E una medaglia olimpica (nel double trap, il tiro a due piattelli) è qualcosa che i nervi li può far saltare per la gioia. D’Aniello, prima di darsi al tiro a volo, nel 2000, prima di entrare nelle Fiamme Oro, di far parte stabilmente dal 2006 della nazionale, aveva trascorso anni alla polpostale di Torino, poi a Roma, nella stradale, al commissariato Viminale, sulle volanti di zona, infine era arrivata quella scommessa sulla vita decisa assieme alla moglie, una scommessa che ha tramutato una zucca in una medaglia. «È vero, la mia storia assomiglia a quella di Cenerentola, ero una persona qualunque e adesso sono un olimpionico, neppure dieci anni fa usavo il fucile per cacciare e dicevo che sparare ai passeri era meglio che ai piattelli e adesso ho l’argento al collo.
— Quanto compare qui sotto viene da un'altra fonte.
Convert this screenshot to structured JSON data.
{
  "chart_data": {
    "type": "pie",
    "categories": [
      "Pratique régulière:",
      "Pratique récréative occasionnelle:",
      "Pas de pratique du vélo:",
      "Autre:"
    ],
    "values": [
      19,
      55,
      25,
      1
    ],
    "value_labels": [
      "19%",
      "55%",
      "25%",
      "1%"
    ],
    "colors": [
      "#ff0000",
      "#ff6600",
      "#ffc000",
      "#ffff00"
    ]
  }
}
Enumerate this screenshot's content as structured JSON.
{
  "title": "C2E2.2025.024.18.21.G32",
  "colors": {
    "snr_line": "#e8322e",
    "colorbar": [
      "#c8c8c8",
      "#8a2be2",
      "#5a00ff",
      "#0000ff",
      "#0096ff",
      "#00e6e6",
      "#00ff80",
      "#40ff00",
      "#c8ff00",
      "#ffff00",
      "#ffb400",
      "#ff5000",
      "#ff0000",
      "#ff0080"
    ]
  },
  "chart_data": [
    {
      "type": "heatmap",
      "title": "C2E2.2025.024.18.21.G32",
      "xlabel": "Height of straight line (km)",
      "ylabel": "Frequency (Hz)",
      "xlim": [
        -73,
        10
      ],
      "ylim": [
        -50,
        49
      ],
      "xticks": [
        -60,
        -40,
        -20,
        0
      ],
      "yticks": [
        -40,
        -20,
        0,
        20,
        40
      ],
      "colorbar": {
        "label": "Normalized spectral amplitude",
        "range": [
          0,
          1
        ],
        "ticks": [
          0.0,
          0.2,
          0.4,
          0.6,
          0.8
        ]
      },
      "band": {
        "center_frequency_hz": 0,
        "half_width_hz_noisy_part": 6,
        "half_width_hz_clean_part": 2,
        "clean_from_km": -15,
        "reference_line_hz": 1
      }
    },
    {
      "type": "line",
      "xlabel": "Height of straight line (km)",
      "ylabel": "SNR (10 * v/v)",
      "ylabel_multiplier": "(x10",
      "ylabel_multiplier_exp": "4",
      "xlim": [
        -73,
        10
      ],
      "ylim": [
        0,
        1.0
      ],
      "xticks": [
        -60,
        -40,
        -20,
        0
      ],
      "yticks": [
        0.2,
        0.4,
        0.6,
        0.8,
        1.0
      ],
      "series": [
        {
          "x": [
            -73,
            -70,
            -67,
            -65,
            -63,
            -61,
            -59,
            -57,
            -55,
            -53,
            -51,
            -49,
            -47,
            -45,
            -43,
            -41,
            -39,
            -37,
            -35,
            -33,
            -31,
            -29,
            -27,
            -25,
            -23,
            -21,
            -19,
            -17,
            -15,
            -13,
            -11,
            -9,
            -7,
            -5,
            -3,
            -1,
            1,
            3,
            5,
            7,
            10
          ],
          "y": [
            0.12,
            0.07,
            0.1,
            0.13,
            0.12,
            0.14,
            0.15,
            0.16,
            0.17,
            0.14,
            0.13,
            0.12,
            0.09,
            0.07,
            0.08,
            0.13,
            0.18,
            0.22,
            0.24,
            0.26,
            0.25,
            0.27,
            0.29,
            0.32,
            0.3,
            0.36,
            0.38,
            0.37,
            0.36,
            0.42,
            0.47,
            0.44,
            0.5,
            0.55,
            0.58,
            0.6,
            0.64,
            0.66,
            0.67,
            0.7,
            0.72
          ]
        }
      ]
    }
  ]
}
Dov’ero durante i Giochi di Atene del 2004?», ride, «ero davanti a un pc a guardare i risultati... dov’ero nel 2000? A fare il poliziotto togliendo di mano coltelli e taglierini ai balordi...».

Piange Francesco durante la premiazione, piange anche il ct della nazionale, Mirco Cenci, il vero principe azzurro della sua storia. «Un giorno, nel 2006, venni a sapere di questo ragazzo ormai non più giovane che tirava però bene... lo andai a vedere durante una gara minore a Foligno – ricorda Cenci -. Decisi di aspettarlo: a fine competizione gli dissi solo “prepara il passaporto perché vieni con me in Corea alla coppa del mondo”, sapevo che cosa avrebbe potuto fare per noi». Cenci prende fiato e da lontano lo osserva salire sul podio: «Ecco che cosa ha saputo fare».

E lacrime, e visi arrossati, e un festival di emozioni sincere di gente che la favola l’ha scritta e mentre legge ancora non ci crede. Eppure è tutto certificato. D’Aniello è appena tornato dall’antidoping, ma non lo spaventa il test di rito, lo spaventano «gli scherzi che possono farmi gli amici. Quando lo scorso anno vinsi la coppa del mondo, rientrai nella mia Nettuno da trionfatore, ero in città che lo raccontavo a tutti e dalla squadra mi chiamarono per dirmi che il ricorso di un atleta era stato accolto e che avevo perso tutto... Furono quattro ore di vera depressione. Mi chiedevo “mo, dopo tutti questi complimenti, come lo spiego?”. Alla fine, dal team decisero di smetterla e di avvisarmi dello scherzo».

Forse anche così hanno messo alla prova e in gran parte eliminato il suo difettuccio di gara, che poi nella vita è un pregio, anzi, è l’essenza della vita stessa: la capacità di provare emozioni. «Mi mandarono dallo psicologo della Federazione Tiro, il professore Alberto Cei, lo stesso che seguiva la nazionale di Arrigo Sacchi...».

Già, le emozioni: non ho ancora parlato con la mia Stefania, non ho ancora sentito il mio piccolo Michele che vuole la ruspa e gliela porterò più grande che posso, però quando saremo a casa tutti e tre, so bene cosa dirò loro: “Amori miei, guardate questa medaglia, ce l’abbiamo fatta. Tutti e tre”».